Just replace "MyFunction()" with any function in your program, and this will print out the time it takes for that function to run.  If the function runs in just a couple microseconds making it hard to get an accurate measurement of the duration, then copy and paste the function call a few dozen times and take an average.


This really depends on what you're doing, but here are a few scenarios to get you thinking:

Example 1: Line Following - How often should the robot read the Line Sensor?

Answer: Suppose you're robot is line following at a speed of 1 meter / second.  The line is 3/4" (19mm) wide, and worst case scenario is the line does a sharp 90 deg turn.  At 1 meter/second, the robot will travel 19mm in 19 milliseconds.  Its best to have a bit of safety margin, so I'd recommend no more than 15 milliseconds between line sensor readings.
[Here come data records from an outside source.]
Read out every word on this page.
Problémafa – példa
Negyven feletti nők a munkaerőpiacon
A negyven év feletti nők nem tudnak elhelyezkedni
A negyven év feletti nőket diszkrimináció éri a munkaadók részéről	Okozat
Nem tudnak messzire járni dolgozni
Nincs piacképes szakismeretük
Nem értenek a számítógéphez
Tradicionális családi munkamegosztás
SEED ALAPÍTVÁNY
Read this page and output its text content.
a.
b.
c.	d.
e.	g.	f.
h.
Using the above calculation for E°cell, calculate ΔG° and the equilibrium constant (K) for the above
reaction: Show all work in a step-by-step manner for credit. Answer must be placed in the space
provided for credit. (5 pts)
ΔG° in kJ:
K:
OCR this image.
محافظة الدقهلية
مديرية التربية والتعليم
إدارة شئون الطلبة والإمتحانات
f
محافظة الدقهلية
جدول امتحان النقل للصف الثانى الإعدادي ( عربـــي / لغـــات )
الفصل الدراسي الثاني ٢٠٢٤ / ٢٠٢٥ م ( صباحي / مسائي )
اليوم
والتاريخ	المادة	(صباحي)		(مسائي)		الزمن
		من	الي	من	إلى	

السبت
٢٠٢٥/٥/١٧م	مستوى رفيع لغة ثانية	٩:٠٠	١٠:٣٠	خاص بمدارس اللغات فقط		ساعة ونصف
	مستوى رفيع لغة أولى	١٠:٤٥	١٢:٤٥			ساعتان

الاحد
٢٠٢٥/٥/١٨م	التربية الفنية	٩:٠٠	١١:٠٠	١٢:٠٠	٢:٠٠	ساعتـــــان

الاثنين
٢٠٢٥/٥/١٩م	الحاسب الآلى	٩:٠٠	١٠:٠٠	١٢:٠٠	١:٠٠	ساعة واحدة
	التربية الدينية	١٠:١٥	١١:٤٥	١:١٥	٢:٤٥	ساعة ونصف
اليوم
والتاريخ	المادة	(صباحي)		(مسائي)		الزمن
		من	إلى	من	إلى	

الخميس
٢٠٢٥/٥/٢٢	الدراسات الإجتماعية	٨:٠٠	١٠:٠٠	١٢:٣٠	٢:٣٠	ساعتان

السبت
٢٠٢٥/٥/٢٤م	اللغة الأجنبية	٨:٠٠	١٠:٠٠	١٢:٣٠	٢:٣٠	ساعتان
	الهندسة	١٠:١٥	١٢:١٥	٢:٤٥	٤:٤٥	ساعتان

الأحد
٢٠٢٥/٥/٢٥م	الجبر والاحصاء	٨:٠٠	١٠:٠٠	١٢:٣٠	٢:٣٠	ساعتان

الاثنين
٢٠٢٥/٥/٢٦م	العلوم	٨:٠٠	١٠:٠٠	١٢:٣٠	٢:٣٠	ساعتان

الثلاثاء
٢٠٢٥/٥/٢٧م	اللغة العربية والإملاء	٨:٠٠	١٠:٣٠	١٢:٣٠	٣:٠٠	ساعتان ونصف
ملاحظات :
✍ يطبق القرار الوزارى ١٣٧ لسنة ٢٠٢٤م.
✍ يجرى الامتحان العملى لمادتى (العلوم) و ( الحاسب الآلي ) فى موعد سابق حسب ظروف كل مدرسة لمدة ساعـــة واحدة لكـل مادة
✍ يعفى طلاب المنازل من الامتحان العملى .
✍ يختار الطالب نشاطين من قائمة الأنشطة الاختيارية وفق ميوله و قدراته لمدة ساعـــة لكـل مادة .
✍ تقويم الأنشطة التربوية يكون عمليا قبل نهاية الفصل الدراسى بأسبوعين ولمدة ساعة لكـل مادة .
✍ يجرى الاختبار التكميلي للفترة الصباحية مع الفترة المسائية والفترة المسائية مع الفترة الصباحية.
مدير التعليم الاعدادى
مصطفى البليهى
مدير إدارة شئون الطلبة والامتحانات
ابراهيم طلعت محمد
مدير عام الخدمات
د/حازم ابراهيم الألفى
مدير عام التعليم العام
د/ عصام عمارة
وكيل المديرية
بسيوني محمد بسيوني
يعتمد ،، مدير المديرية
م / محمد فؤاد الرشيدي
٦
Even better, read it line every 8 milliseconds so you would be taking two readings within that 19mm so you're almost guaranteed to not miss that turn.  Now if you've already split the GetLine() function up so that it reads only 1 of 15 line sensors for each function call, then reading the whole line every 8ms means you'd need to call GetLine() every 533 microseconds (533 microseconds * 15 sensors = 8 milliseconds).

Example 2: Sharp IR sensor is looking for motion approaching the front door so some lights can be turned on.

Answer: The datasheets for Sharp IR sensors will state how fast the sensor is able to update its output. The popular GP2Y0A21 sensor has an update rate of 38 +/- 10 ms.  In this case, there isn't any value in reading the sensor any faster than every 40-50 milliseconds. 

Example 3: Update an LCD screen on a mobile robot.

Answer: Depends on what the LCD screen is used for.  If this is a high speed line following robot, consider not updating the screen at all because no one can see it with the robot zooming around so fast.  If this is a personal assistance robot that a human is constantly looking at, then the screen should probably refresh every 30-40 milliseconds (25 to 33 FPS).

Example 4: Ultrasonic Sensor - How often to check the pulse duration?

Answer: HC-SR04 Time-of-Flight ultrasonic sensors have a range of up to 4 meters and output a pulse whose duration typically translates to about 58 microseconds/centimeter distance to the object.  If the goal is to avoid running into the object, ideally staying more than 10cm away from it, then a resolution of +/-2 cm on the distance measurement should be acceptable.  Two centimeters translate to 2*58 = 116 microseconds, so the pulse should be checked about every 116 microseconds to see if its started or stopped.